Maskeli, konuşmayan, zeki ve eli hayli kanlı bir caninin
serüvenlerini anlatan The Collector, birkaç yıl önce sinemalarımıza konuk
olmuştu. İlk filmde kumar borcunu ödemek için bir evi soymaya karar veren
tesisatçı Arkin, evde kimsenin olmadığını sandığı bir anda eve giriyor ancak
içeride ev halkını esir almış psikopatımız ile karşılaşıyordu. Sonunda Arkin, yakalanmaktan kurtulamıyordu. Bu film
ise Arkin’in Koleksiyoncu’nun yeni bir partisinde esir tutulduğu yerden bir şekilde
kaçmayı başarması ile başlıyor…
İlk film iyi-kötü bir şekilde gergin bir atmosfer yaratmayı
başarıyordu. Saw serisinde yazar ekibinde yer alan Marcus Dunstan bu filmde de
yönetmen koltuğunu bırakmamış. Ancak bu serilerin çoğunda olduğu gibi devam filminde
tamamen nasıl daha kanlı sahneler çekebilirim sorusunun cevabını aramış. Hayli
kanlı sahneler çekmeyi de başarmış hakikaten!
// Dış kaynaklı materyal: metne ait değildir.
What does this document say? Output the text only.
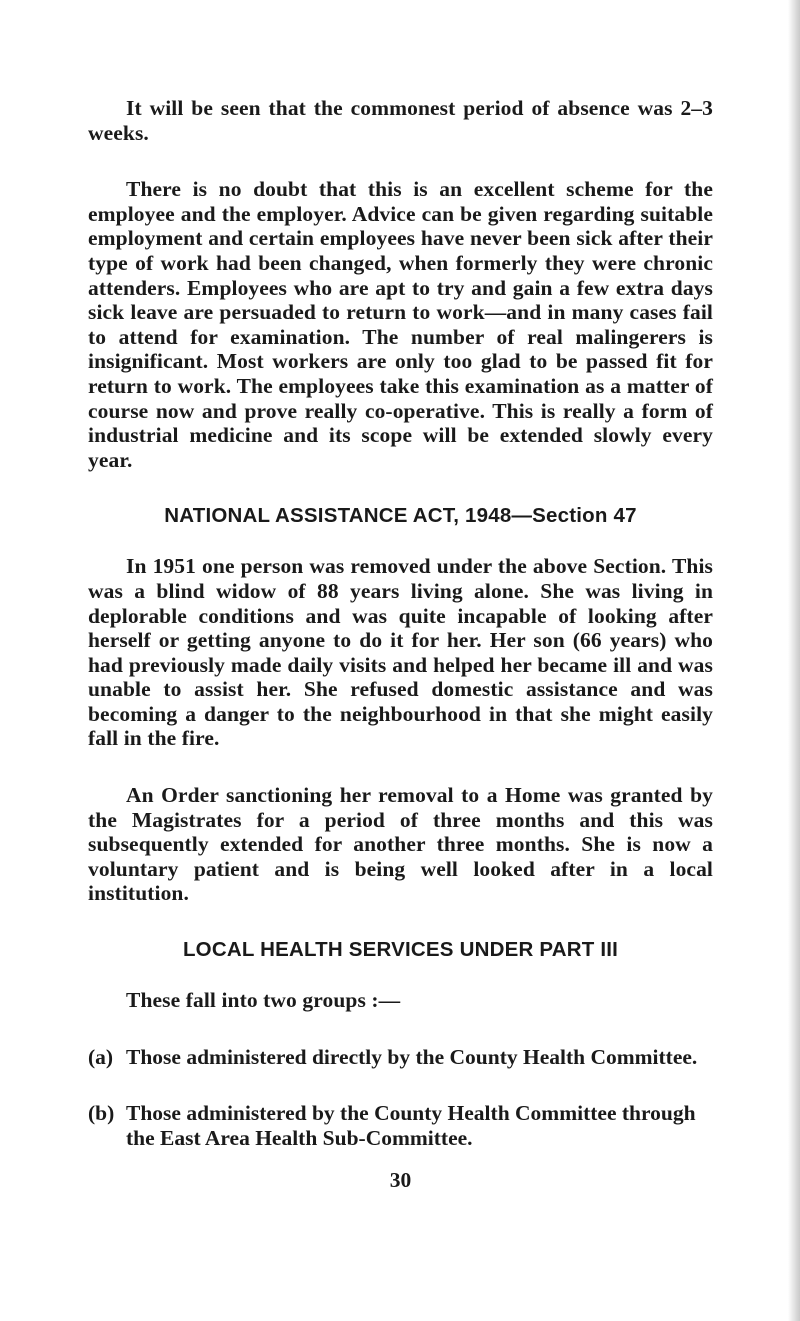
It will be seen that the commonest period of absence was 2–3 weeks.

There is no doubt that this is an excellent scheme for the employee and the employer. Advice can be given regarding suitable employment and certain employees have never been sick after their type of work had been changed, when formerly they were chronic attenders. Employees who are apt to try and gain a few extra days sick leave are persuaded to return to work—and in many cases fail to attend for examination. The number of real malingerers is insignificant. Most workers are only too glad to be passed fit for return to work. The employees take this examination as a matter of course now and prove really co-operative. This is really a form of industrial medicine and its scope will be extended slowly every year.

NATIONAL ASSISTANCE ACT, 1948—Section 47

In 1951 one person was removed under the above Section. This was a blind widow of 88 years living alone. She was living in deplorable conditions and was quite incapable of looking after herself or getting anyone to do it for her. Her son (66 years) who had previously made daily visits and helped her became ill and was unable to assist her. She refused domestic assistance and was becoming a danger to the neighbourhood in that she might easily fall in the fire.

An Order sanctioning her removal to a Home was granted by the Magistrates for a period of three months and this was subsequently extended for another three months. She is now a voluntary patient and is being well looked after in a local institution.

LOCAL HEALTH SERVICES UNDER PART III

These fall into two groups :—

(a) Those administered directly by the County Health Committee.
(b) Those administered by the County Health Committee through the East Area Health Sub-Committee.
30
Filmin öykü ve karakterler anlamında herhangi bir mantığı olduğunu
söylemek güç. Bu tip korku filmlerinde mantık hatalarına hemen hiç takılmayan
bir izleyici olarak bile bir kenara bırakamadığım derecede senaryosal
abukluklar var. Örneğin Arkin kurtulmayı başardıktan sonra “bildiğim herşeyi
anlattım” diyerek neden olayın üzerini kapatmaya çalışıyor, neden polise
gitmiyor anlamak ve inanmak mümkün değil. "Ben kaçtım kurtuldum, gerisinden
banane" falan mı diyor acaba? İsimleri Koleksiyoncu ve Koleksiyon olan iki filmi
geride bırakmamıza rağmen bu koleksiyon ile katilin ne amaçladığının da hala
adamakıllı olarak açıklanmaması ayrı bir olay. Hakkını yemeyelim sonda ciddi bir
sinyal veriliyor ama muhtemelen yeni bir film de düşünülerek her yöne
gidebilmesi için ucu da açık bırakılıyor. Aynı şekilde katilin devasa katliam
mekanının nasıl olup da polis tarafından ortaya çıkarılamadığı, gizli tutulabildiği
de inanılmaz bir durum. Zira katilimiz orayı bir eğlence mekanı olarak da
kullanıp bir gecede onlarca genci katledebiliyor. Uzun zamandır orada esir
tuttukları da ayrı. Bu süreç boyunca polis ne iş yapıyor acaba?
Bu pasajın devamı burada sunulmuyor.